BARINAMAYAN KADINLARI İSTİSMAR İLANLARI
Yeni öğretim senesinde değişmeyenler de var. Mesela İstanbul’daki yurt kapasitesinin hâlâ ihtiyacın çok altında olması. Yurtta kalamayanların üçer dörder kişi depreme en dayanıksız evlerde kalmak dışında şansı yok. Bu evler de dayanıksız ancak ucuz değil. Ev ararken 3 öğrenciyi birlikte gören emlakçının, kişi başı hesap yapıp “Kirayı 12 bin diye düşünmeyin, siz kişi başı 4 bin lira vereceksiniz” demeyi makul gördüğü cinsten. Ev arayan üniversitelinin gözlerini bozmak uğruna saatlerce internet sitelerinden yaptığı aramada sıralamayı en ucuzdan pahalıya ayarladığında 300, 500, 1000 liraya gördüğü ilanların amacı ev kiralamak dışında olduğundan kimseye yaramıyor. “Beşiktaş çarşıda kiralık oda (yalnızca bayan arkadaşlar arasın)” şeklindeki ilanlarla karşılaştıktan sonra niyeti ışık yılı uzaklığından belli olan erkekler, barınamayan binlerce kadını istismar edeceklerinin ilanını veriyor. Yetkililerden henüz bir müdahale yok, hiç olmayacağı da muhtemel.
TARİKATLAR ÜNİVERSİTEDE
2023 bahar dönemini depremin ardından uzaktan eğitimle, bu 14-28 Mayıs seçimlerinin sonucuyla birleştiğinde ise yalnızlığın ve umutsuzluğun iyice yaygınlaştığı bir halde kapatmıştık. Ancak yalnızlık ve umutsuzluk dışında gelişen farklı duygular da vardı. Bıkkınlık, öfke, tahammülsüzlük birçok kişiye, kuruma, meseleye ilişkin artmaya devam ediyor. Geçtiğimiz aralık ayında Yıldız Teknik Üniversitesinde tarikatçıların eylem yapmasının ardından üniversite öğrencilerinin gösterdiği tepki bahsettiğimiz durumun en iyi örneklerinden biri. Kız çocuklarının zorla evlendirildiği, kız ve erkek çocuklarının istismara uğradığı tarikat çevreleri; şiddeti ve eşitsizliği kendi içinden büyütüp yaygınlaştırdığı için üniversite içerisindeki varlığı öğrenciler tarafından kabul edilmiyor. Cuma namazı bahanesiyle kampüse giren tarikatçılar üniversitenin özel güvenliği eşliğinde kampüste tekbirlerle eylem gerçekleştirince üniversite yönetimi öğrencilerin taleplerini görmezden gelemeyerek kampüs camisine dışarıdan girişleri yasaklamak zorunda kaldı.
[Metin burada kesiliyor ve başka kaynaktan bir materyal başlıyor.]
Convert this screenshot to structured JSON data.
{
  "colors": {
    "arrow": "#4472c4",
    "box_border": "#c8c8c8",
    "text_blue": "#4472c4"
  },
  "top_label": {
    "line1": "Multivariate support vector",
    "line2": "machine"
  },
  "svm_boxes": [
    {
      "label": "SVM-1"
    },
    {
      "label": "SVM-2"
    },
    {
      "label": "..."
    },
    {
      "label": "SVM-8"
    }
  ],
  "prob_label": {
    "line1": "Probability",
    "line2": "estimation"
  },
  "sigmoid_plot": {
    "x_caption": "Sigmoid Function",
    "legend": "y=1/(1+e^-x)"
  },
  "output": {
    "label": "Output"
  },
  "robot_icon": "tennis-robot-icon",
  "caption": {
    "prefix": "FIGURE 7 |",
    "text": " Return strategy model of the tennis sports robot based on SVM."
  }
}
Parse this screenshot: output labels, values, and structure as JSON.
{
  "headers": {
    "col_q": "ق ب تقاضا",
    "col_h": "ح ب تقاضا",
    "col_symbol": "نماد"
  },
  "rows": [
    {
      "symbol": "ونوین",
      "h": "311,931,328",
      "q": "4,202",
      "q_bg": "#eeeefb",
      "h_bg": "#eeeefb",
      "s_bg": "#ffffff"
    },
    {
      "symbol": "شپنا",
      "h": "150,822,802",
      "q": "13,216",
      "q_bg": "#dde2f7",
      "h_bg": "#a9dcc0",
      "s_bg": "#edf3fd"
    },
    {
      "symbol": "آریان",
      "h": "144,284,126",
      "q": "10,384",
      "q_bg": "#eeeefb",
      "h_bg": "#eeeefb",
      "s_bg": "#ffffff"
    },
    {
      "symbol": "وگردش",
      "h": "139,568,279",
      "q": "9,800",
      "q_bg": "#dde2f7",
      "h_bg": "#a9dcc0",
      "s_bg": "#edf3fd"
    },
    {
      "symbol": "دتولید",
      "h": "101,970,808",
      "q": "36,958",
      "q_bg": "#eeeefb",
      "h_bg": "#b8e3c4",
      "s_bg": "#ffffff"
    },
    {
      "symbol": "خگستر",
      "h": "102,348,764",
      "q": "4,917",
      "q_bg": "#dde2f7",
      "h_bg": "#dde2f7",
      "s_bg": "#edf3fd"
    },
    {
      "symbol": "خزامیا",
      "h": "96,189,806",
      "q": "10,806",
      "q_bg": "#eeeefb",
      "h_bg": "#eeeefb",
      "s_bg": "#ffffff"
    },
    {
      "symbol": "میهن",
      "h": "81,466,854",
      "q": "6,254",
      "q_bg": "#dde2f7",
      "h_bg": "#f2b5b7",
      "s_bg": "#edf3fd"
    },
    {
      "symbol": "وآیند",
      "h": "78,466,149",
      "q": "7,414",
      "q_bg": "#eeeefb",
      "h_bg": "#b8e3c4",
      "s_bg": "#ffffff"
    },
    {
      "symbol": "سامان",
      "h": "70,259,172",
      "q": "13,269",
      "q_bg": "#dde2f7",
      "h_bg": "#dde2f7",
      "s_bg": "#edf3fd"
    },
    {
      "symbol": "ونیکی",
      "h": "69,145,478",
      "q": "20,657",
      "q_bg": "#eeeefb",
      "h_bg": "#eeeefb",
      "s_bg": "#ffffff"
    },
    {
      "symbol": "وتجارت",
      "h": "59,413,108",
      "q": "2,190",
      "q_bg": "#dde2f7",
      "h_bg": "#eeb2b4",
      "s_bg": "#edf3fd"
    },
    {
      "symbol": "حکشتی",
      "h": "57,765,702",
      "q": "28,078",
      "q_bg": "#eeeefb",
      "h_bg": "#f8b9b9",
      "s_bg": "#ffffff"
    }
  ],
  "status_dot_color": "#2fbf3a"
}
Seçimden sonra ise HÜDA PAR ve Yeniden Refah Partisinin Meclise girmesiyle özellikle genç kadınlar arasında haklarımıza yönelik saldırıların gelebileceği boyut ve korku atmosferinin büyümesi ihtimali yeni endişeleri beraberinde getirdi. Her şeye rağmen kendi birliğimizin, eşit ve özgür bir yaşam için en büyük gücümüz olduğunu öğrenmiştik. Kampüslere döndüğümüzde yer alacağımız kulüp/topluluklar ve öğrenci temsilcilikleri, yeni dönemde bizi karşılayacak milliyetçi-muhafazakâr politikalarla bezenmiş kararlar ve engellemelere karşı yan yana gelebileceğimiz, sesimizi, etkimizi çoğaltabileceğimiz ilk alanlar. Örgütlülüğümüzün bu ilk kalelerinde durmaya kesinlikle dünden daha çok ihtiyacımız var.
Aylar sonra yeniden kampüslere dönüyoruz. Umudu yanımızdakinden almaya, tüm zorluklara rağmen mutluluğu bulmaya, çözüm yoluna beraber koyulmaya dönüyoruz. Şimdi bir kez daha birliğimizin neden önemli olduğunu anlatacağız ve aylar sonra üniversite sıralarına vazgeçmediklerimizi, kazandıklarımızı yazacağız.